As organizations turn to more and more electronic solutions for staying in touch it is important to make sure voicemail is on this list. If you think about your home answering machine, the use of a micro-cassettes to store messages went out of fashion long ago. The same holds true for just about every organization. Often voicemail is kept on a separate server in a closet right next to the phone system. How voicemail is stored on the voicemail system is a matter of choice and voicemail box data size. Many mailboxes for individual users are set to hold a set length of time for messages. Typically, when the mailbox is full the user needs to delete older messages to free up space in the mailbox to allow callers to be able to leave a message.

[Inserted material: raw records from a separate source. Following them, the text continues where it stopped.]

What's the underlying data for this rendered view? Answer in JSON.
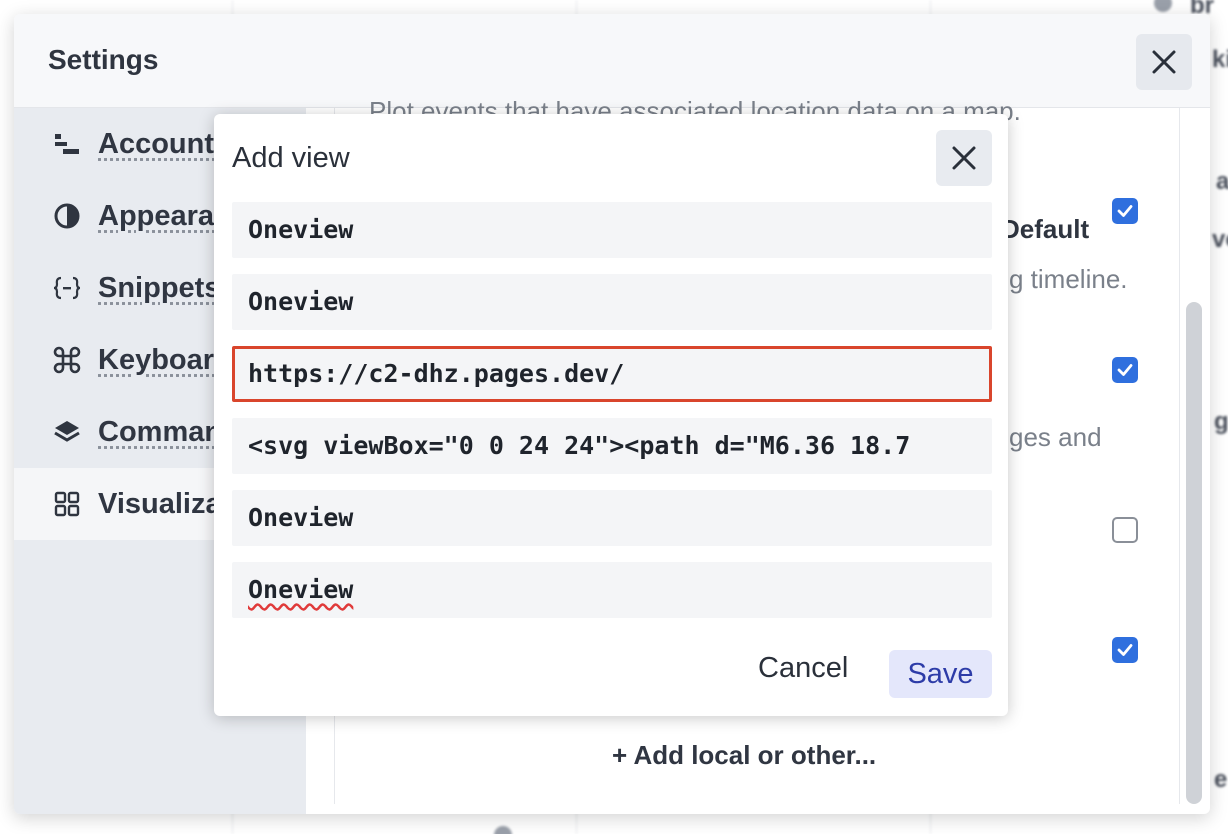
{
  "background": {
    "fragments": [
      "br",
      "ki",
      "a",
      "vo",
      "g",
      "e"
    ]
  },
  "settings": {
    "title": "Settings",
    "sidebar": [
      {
        "label": "Account",
        "icon": "account-icon"
      },
      {
        "label": "Appearance",
        "icon": "appearance-icon"
      },
      {
        "label": "Snippets",
        "icon": "snippets-icon"
      },
      {
        "label": "Keyboard",
        "icon": "keyboard-icon"
      },
      {
        "label": "Commands",
        "icon": "commands-icon"
      },
      {
        "label": "Visualizations",
        "icon": "visualizations-icon"
      }
    ],
    "content": {
      "top_text": "Plot events that have associated location data on a map.",
      "default_label": "Default",
      "timeline_text": "g timeline.",
      "pages_text": "ges and",
      "add_local": "+ Add local or other..."
    },
    "checkboxes": [
      true,
      true,
      false,
      true
    ]
  },
  "dialog": {
    "title": "Add view",
    "fields": [
      {
        "value": "Oneview",
        "focused": false
      },
      {
        "value": "Oneview",
        "focused": false
      },
      {
        "value": "https://c2-dhz.pages.dev/",
        "focused": true
      },
      {
        "value": "<svg viewBox=\"0 0 24 24\"><path d=\"M6.36 18.7",
        "focused": false
      },
      {
        "value": "Oneview",
        "focused": false
      },
      {
        "value": "Oneview",
        "focused": false,
        "spellcheck_error": true
      }
    ],
    "cancel_label": "Cancel",
    "save_label": "Save"
  },
  "colors": {
    "accent": "#2f6fde",
    "focus_border": "#d9452c",
    "save_bg": "#e4e7fb",
    "save_text": "#2d3ca8"
  }
}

In some circumstances key custodians may have relevant voicemail messages. Organizations should take steps to preserve relevant voicemail messages that exist at the time the duty to preserve attaches. As more and more organizations intergrate voicemail with e-mail (where the user receives a .wav file with the message attached), care should be taken to ensure that relevant voicemail messages residing on the organization's computer system are being preserved.
Law.com recently published an excellent overview of the four types of voicemail systems in use today, from stand alone to fully integrated, known as unified messaging. To read E-Discovery Issues With Digital Voicemail, by Mark S. Sidoti and Paul E. Asfendis, as published in the New York Law Journal (Oct. 9, 2009), click on the name of the article or click here.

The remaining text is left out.